Figure 1 – Decision-makers within a decentralized

energy infrastructure

The policy design problem is driven by a number of

social, environmental, technical, and economic objectives [45].

The technical objectives include replacing fossil fuel generating

plants with renewables, minimization of system losses,

maintaining required stability/ security/ reliability, avoiding

unbalance conditions, meeting power quality requirements,

peak shaving, targeting high efficiency systems, innovation and

early adoption of technologies and meeting the energy needs.

The environmental objectives are minimization of green house

gas emissions and hazardous materials. Economic objectives

include minimization of policy costs and ratepayer impact.

Social objectives include job creation, economic development,

meeting long term energy requirements, policy transparency,

fairness and quality of life.

To achieve these objectives, different policies can be

adopted at the federal, state, local, and utility levels. The policy

options include incentives to investment, guidelines for energy

conservation, taxation and other public policy techniques [46,

47]. Specific examples include emission taxes, incentives to

non-polluters and renewable energy, incentive for demand

response, emission cap-and-trade systems, emission intensity

standards and regulations, and alternative allocations of

emission rights to regions and sectors. In several counties,

including Germany and Spain, one of the mechanisms which

has been particularly successful in addressing environmental,

reliability, and security issues associated with decentralized

energy has been feed-in-tariff (FIT) policies [45]. FIT policies

are discussed in the following section.

3.2. Overview of feed-in-tariff (FIT) policies A feed-in-tariff is an energy supply policy that offers a

guarantee of payments to renewable energy (RE) developers for

the electricity they produce [48]. The objectives of these

policies are to motivate the deployment of RE technologies and

to increase renewable generation while reducing dependencies

on fossil-fuels. FIT programs support decentralized

infrastructure and motivate individuals along with companies to

invest in renewable energy technologies. FIT can be designed

by the utilities or the state government. Moreover, FIT can be

designed to work in conjunction with other US state policies

such as renewable portfolio standards (RPSs) and net-metering,

and federal policies such as the Production Tax Credit (PTC)

and the Investment Tax Credit (ITC).

Figure 2 - Illustration of the FIT policy design problem

The design of FIT programs can be categorized into two

classes - market independent design, and market dependent

design (see Figure 2). In the market independent design, the

investors are paid a fixed price per unit electricity produced,

independent of the market price. Different variations of the

market independent design include fixed price with full/partial

inflation adjustment, front-end loaded design, and spot market

gap model. In the market dependent FIT policy design, the

payment depends on the market price of electricity. Variations

of the market dependent design include premium price model

(fixed premium on top of the market price), variable premium

model (includes caps and floors), and percentage of retail price.

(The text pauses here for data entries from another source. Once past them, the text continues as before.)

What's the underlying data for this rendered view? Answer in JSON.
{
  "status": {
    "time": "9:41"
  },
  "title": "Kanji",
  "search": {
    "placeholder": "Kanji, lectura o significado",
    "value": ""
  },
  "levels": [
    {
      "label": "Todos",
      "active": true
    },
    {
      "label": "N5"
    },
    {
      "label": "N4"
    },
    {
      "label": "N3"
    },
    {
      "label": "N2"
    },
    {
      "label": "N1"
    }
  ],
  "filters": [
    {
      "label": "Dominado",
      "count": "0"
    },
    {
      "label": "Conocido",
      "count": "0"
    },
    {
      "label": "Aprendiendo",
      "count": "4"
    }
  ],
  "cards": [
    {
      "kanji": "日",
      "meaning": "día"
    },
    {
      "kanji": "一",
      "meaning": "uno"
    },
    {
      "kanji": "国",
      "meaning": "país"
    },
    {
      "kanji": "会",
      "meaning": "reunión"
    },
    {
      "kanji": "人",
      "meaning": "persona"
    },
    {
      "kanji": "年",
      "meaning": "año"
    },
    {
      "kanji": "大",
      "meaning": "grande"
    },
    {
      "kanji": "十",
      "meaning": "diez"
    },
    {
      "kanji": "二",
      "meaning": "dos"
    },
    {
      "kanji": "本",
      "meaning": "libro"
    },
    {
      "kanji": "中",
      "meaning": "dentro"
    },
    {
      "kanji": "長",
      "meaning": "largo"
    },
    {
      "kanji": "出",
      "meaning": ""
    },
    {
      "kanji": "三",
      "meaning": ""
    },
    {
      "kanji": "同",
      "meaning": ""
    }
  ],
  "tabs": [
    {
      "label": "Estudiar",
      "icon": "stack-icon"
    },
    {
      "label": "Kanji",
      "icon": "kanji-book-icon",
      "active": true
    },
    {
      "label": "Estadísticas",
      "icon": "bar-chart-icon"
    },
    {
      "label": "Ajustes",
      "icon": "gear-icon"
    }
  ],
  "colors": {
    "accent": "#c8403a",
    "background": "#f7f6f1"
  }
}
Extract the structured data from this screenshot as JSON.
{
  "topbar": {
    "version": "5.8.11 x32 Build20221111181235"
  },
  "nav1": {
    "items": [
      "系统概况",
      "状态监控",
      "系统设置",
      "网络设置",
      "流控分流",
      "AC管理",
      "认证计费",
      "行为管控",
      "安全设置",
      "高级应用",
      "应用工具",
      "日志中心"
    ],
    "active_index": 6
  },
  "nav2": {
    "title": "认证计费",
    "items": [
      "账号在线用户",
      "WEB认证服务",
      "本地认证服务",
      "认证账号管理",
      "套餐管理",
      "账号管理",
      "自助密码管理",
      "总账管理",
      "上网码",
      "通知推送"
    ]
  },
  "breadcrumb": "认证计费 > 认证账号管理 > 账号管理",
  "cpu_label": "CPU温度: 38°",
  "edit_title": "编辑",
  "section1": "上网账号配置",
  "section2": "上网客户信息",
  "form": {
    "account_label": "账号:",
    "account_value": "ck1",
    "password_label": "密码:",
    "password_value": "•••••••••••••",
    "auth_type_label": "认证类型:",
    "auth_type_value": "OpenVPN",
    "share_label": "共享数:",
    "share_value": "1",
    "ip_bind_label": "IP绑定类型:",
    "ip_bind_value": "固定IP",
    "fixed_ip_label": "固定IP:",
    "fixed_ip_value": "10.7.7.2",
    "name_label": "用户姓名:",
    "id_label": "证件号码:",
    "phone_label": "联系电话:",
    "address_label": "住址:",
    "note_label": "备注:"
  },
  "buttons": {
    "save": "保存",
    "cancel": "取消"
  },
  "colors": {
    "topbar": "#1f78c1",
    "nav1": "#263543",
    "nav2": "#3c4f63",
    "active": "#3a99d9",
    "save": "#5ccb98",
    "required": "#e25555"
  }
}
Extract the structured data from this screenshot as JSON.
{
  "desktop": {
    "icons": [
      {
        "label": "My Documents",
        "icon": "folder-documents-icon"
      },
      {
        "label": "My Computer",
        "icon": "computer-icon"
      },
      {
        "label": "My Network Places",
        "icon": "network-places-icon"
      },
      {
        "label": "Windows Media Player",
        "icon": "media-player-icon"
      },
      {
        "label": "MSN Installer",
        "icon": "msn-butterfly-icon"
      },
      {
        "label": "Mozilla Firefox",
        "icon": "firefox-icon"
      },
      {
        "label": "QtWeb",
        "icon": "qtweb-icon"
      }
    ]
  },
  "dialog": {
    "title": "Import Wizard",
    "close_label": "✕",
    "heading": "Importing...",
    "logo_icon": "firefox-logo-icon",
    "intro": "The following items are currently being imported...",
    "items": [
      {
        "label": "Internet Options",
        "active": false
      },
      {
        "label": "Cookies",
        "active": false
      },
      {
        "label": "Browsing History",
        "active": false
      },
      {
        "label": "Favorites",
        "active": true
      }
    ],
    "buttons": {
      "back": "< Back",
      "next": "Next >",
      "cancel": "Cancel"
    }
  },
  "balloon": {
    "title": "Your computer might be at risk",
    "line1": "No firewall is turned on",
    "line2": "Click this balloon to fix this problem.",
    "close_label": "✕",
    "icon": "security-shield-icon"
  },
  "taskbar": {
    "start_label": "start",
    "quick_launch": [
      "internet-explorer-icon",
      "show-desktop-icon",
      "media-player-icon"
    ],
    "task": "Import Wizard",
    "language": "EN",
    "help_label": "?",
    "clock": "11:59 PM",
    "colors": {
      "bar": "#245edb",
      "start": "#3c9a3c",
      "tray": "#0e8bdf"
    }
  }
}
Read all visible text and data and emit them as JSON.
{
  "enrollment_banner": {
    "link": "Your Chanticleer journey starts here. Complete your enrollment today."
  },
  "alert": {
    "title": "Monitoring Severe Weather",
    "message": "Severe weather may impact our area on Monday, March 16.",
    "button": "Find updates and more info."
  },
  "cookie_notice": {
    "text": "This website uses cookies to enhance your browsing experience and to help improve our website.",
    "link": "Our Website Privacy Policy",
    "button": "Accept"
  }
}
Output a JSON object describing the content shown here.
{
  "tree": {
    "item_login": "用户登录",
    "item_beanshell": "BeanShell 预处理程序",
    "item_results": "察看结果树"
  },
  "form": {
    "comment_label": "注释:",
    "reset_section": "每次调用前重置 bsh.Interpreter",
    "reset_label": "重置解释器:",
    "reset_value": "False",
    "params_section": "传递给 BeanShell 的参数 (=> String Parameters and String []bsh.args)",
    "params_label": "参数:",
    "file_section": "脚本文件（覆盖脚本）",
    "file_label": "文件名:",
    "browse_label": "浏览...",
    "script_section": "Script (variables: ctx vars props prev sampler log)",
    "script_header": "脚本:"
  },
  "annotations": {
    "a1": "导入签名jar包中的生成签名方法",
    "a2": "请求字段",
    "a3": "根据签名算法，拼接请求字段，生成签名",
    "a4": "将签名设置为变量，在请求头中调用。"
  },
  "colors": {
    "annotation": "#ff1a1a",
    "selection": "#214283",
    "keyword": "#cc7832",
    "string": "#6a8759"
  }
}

The price can be based on factors such as cost of generation,

value of the system (to the utility, consumers, etc.), and

auction-based price discovery. Additionally, the payment

differentiation can be based on technology and fuel type,

project size, resource quality, and location. Based on the design

of the policy, the investors (individuals or companies) decide to

invest in different technologies to maximize their objectives.

The resulting increase in generation capacity affects the market

equilibrium and the corresponding energy prices.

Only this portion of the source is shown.